MC: And provide technical assistance, so many of the faculty scholars who worked with the Project on Death in America have now become technical advisors to leaders developing around the world. That’s been particularly exciting to watch them all become engaged internationally.
I think one of the things that is exciting about these kinds of meetings where we’ve brought together the foundation representatives, along with organisational representatives, is that it’s really given an opportunity to network these two groups of leaders who carry the work on and further develop it.
The hope was by bringing organisations such as WHPCA, and IAHPC, the International Children’s Palliative Care Network, to bring these groups together with the foundation leaders so that they could support one another.
This would allow the organisations to help the national foundations and the in-country leaders, but at the same time the foundations and the country leaders can go to these organisations for their needs for resources and educational programmes.
So seeing that exchange has been very exciting.
If you could have one wish for the future of hospice and palliative care, what would that be?
KF: That there’s palliative care for all. That palliative care is fully integrated into the heath care systems of individual countries.
You know, we can never lose focus on the fact that this has to happen at a community level. It has to happen at a very local level. So my wish would be: Palliative care for all at the local level, or in the setting at which they are.
MC: I would say the same thing, knowing that there’s a time in the not too distant future where the quality of life of patients and families living with a life limiting illness has been improved so that the patient lives as fully as possible for as long as possible in a supportive environment, wherever that patient is.
Whether they’re at home or in a free standing hospice or in hospital so that the end of life is not traumatic and can be as peaceful as possible. So we would hope that for all people around the world.
Is there anything else that you would like to add?
KF: I think it’s the level of optimism we have. This is such an important time in the field of palliative care, because we now have a resolution that is more than symbolic language about palliative care.
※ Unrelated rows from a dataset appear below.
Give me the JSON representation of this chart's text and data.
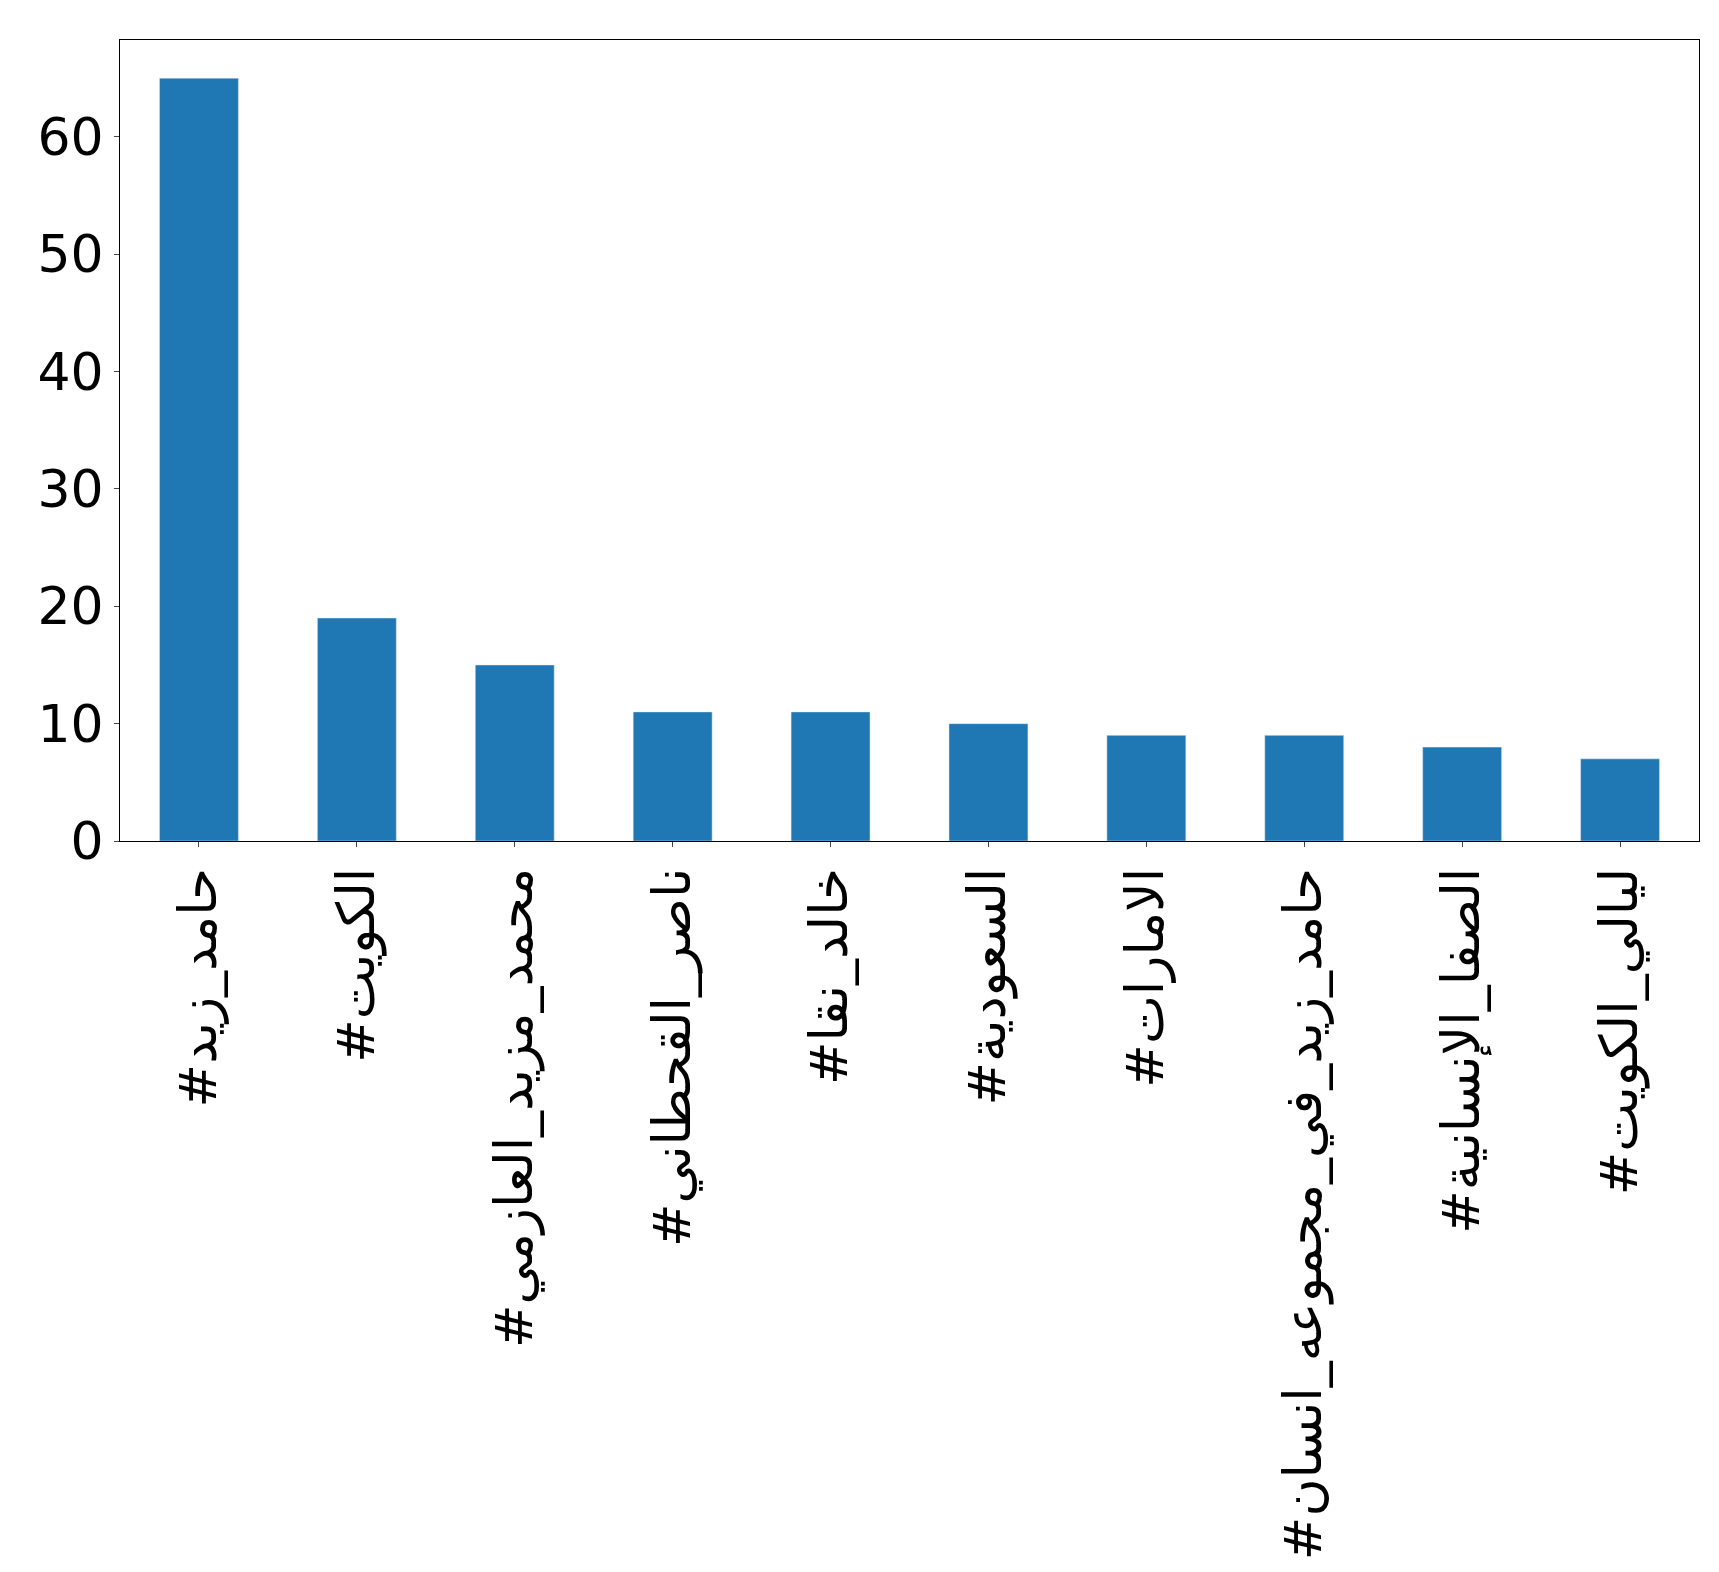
{
  "chart_data": {
    "type": "bar",
    "categories": [
      "#حامد_زيد",
      "#الكويت",
      "#محمد_مزيد_العازمي",
      "#ناصر_القحطاني",
      "#خالد_نقا",
      "#السعودية",
      "#الامارات",
      "#حامد_زيد_في_مجموعه_انسان",
      "#الصفا_الإنسانية",
      "#ليالي_الكويت"
    ],
    "values": [
      65,
      19,
      15,
      11,
      11,
      10,
      9,
      9,
      8,
      7
    ],
    "color": "#1f77b4",
    "ylim": [
      0,
      68.25
    ],
    "yticks": [
      0,
      10,
      20,
      30,
      40,
      50,
      60
    ],
    "legend": false
  }
}
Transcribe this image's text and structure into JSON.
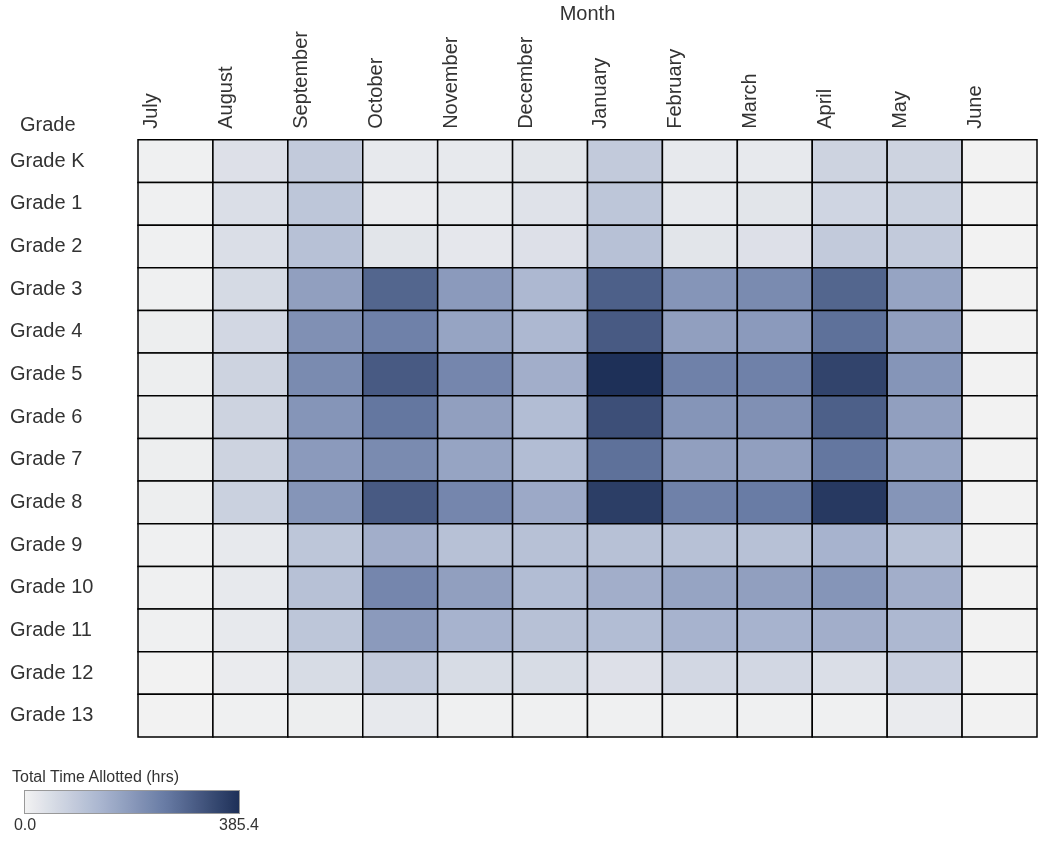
{
  "chart_data": {
    "type": "heatmap",
    "xlabel": "Month",
    "ylabel": "Grade",
    "clabel": "Total Time Allotted (hrs)",
    "categories": [
      "July",
      "August",
      "September",
      "October",
      "November",
      "December",
      "January",
      "February",
      "March",
      "April",
      "May",
      "June"
    ],
    "y_categories": [
      "Grade K",
      "Grade 1",
      "Grade 2",
      "Grade 3",
      "Grade 4",
      "Grade 5",
      "Grade 6",
      "Grade 7",
      "Grade 8",
      "Grade 9",
      "Grade 10",
      "Grade 11",
      "Grade 12",
      "Grade 13"
    ],
    "cells": [
      [
        5,
        40,
        90,
        20,
        20,
        30,
        90,
        20,
        20,
        70,
        70,
        0
      ],
      [
        5,
        45,
        100,
        15,
        20,
        35,
        100,
        20,
        30,
        65,
        75,
        0
      ],
      [
        5,
        45,
        110,
        30,
        25,
        40,
        110,
        30,
        40,
        90,
        90,
        0
      ],
      [
        5,
        55,
        180,
        290,
        190,
        130,
        300,
        200,
        220,
        290,
        170,
        0
      ],
      [
        10,
        60,
        210,
        240,
        170,
        130,
        310,
        180,
        190,
        270,
        180,
        0
      ],
      [
        10,
        70,
        220,
        310,
        230,
        150,
        385.4,
        240,
        240,
        350,
        200,
        0
      ],
      [
        10,
        70,
        200,
        260,
        180,
        120,
        330,
        200,
        210,
        300,
        180,
        0
      ],
      [
        10,
        70,
        190,
        220,
        170,
        120,
        270,
        180,
        180,
        260,
        170,
        0
      ],
      [
        10,
        75,
        200,
        310,
        230,
        160,
        360,
        240,
        250,
        370,
        200,
        0
      ],
      [
        5,
        20,
        100,
        150,
        110,
        110,
        110,
        110,
        110,
        140,
        110,
        0
      ],
      [
        5,
        20,
        110,
        230,
        180,
        120,
        150,
        170,
        180,
        200,
        150,
        0
      ],
      [
        5,
        20,
        100,
        190,
        140,
        110,
        120,
        140,
        140,
        150,
        130,
        0
      ],
      [
        0,
        15,
        50,
        90,
        50,
        50,
        40,
        60,
        60,
        45,
        80,
        0
      ],
      [
        0,
        5,
        10,
        20,
        5,
        5,
        5,
        5,
        5,
        5,
        15,
        0
      ]
    ],
    "clim": [
      0,
      385.4
    ],
    "cticks": [
      {
        "value": 0,
        "label": "0.0"
      },
      385.4
    ]
  }
}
This is assuming governments will take on the obligation to respect the resolution they voted for.
MC: I would also hope that with the WHO resolution, that we will be able to encourage many more donors, many more groups to support palliative care.
Certainly national governments have to be engaged and have to provide costing for palliative care services, but while we’re waiting for that to happen, we need to engage many more philanthropic organisations to fill that gap until that happens.